Description of potential coding open reading frames (ORFs) within the S. mutans UA159 genome. The S. mutans UA159 genome was downloaded from NCBI (Biosample SAMN02604090, Accession PRJNA333) with all annotations and loaded into Geneious (v 11.1.4). All ORFs (>100 nucleotides) were predicted with Geneious. (A) Chord plot showing the relationship between the type of predicted ORF and the direction (forward or reverse strand).
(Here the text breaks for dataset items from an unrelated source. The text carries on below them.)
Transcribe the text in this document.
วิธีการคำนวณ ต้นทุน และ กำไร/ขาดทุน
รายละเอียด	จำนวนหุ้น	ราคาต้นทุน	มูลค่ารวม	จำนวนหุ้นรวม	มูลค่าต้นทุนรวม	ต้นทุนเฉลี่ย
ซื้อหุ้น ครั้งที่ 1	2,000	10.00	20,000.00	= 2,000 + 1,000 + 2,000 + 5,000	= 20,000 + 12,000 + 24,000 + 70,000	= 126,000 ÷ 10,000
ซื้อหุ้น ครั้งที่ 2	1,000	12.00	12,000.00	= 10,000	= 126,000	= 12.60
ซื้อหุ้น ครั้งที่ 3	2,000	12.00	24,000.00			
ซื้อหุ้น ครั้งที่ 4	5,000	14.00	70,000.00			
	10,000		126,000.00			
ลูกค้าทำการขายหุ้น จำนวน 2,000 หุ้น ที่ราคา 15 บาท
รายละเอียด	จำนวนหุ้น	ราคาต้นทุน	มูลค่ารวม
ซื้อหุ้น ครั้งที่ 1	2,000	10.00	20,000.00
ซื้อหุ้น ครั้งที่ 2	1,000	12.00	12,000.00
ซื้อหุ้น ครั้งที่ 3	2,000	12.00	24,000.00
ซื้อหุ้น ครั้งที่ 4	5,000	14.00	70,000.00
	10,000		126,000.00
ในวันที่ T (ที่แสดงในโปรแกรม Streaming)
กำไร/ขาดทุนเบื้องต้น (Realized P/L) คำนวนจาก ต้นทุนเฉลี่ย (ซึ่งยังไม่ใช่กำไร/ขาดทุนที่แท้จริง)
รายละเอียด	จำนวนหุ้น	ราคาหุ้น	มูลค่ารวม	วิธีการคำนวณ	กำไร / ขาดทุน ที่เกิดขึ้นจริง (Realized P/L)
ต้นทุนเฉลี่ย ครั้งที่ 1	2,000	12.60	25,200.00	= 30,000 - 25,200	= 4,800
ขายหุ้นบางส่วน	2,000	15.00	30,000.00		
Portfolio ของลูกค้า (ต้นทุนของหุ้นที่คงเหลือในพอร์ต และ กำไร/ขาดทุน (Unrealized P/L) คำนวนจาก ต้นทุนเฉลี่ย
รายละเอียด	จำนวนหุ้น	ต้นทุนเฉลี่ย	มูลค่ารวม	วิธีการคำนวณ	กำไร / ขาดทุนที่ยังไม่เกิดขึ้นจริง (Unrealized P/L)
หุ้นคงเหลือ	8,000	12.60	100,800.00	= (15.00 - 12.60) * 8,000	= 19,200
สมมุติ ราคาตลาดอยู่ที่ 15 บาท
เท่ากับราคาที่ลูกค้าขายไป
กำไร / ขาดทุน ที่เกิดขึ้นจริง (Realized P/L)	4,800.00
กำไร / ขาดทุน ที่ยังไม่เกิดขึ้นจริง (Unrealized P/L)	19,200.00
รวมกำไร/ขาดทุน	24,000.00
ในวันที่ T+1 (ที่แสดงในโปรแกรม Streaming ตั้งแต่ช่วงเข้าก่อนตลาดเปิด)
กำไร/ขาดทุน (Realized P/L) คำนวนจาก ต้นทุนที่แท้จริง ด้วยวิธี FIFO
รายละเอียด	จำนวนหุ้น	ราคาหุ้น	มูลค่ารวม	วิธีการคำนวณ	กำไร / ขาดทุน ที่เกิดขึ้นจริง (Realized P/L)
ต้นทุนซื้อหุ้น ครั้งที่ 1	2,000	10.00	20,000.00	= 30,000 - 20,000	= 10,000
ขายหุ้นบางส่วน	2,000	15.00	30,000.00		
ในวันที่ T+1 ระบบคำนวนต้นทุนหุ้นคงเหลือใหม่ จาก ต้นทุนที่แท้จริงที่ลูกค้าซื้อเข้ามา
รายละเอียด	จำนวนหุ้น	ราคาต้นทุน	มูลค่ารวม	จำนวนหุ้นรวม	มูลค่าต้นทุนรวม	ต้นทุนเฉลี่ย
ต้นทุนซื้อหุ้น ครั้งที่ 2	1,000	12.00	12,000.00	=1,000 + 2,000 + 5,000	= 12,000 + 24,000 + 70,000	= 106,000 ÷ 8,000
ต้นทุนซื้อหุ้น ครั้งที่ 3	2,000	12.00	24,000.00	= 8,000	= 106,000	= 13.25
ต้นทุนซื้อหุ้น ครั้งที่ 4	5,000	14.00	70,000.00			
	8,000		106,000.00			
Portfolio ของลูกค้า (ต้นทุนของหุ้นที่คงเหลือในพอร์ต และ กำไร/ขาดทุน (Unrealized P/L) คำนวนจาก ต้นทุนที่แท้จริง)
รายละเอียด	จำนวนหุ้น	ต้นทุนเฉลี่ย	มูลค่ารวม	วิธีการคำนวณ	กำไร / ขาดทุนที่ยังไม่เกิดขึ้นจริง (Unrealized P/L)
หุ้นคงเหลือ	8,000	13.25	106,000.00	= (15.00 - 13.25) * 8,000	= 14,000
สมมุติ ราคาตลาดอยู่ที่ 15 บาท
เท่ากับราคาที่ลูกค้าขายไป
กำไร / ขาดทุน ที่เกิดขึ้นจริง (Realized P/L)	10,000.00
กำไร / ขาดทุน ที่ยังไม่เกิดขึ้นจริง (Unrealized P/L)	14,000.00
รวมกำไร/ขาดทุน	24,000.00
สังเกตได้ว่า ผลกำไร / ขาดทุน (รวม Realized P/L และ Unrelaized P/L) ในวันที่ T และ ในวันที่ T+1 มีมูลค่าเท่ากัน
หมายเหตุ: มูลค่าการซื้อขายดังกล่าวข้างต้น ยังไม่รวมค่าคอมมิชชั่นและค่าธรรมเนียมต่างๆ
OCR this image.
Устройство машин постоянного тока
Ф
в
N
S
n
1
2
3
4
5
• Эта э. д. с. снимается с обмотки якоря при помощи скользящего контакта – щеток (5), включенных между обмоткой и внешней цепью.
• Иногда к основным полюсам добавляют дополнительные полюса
From the total of 18,276 predicted ORFs, around 69% (12,599 ORFs) are completely intragenic or within another coding sequence. The count of ORFs that overlap with another on its 5′ end is 23% (4231 ORFs) and < 0.001% (1 ORF of length 123 bp) that overlap on its 3′ end. Finally, 8% (1445 ORFs) are located entirely within intergenic regions. Regarding the orientation of the ORFs, from the plot it can be concluded that roughly half of the total ORF count are oriented in opposite directions. Chord plot was generated with the function “chordDiagram” from the R package “circlize” (Gu et al., 2014). (B) Histogram of the nucleotide length distribution for intergenic, left, and right overlapping ORFs. Histogram was generated with the R package “ggplot2” (Wickham, 2016).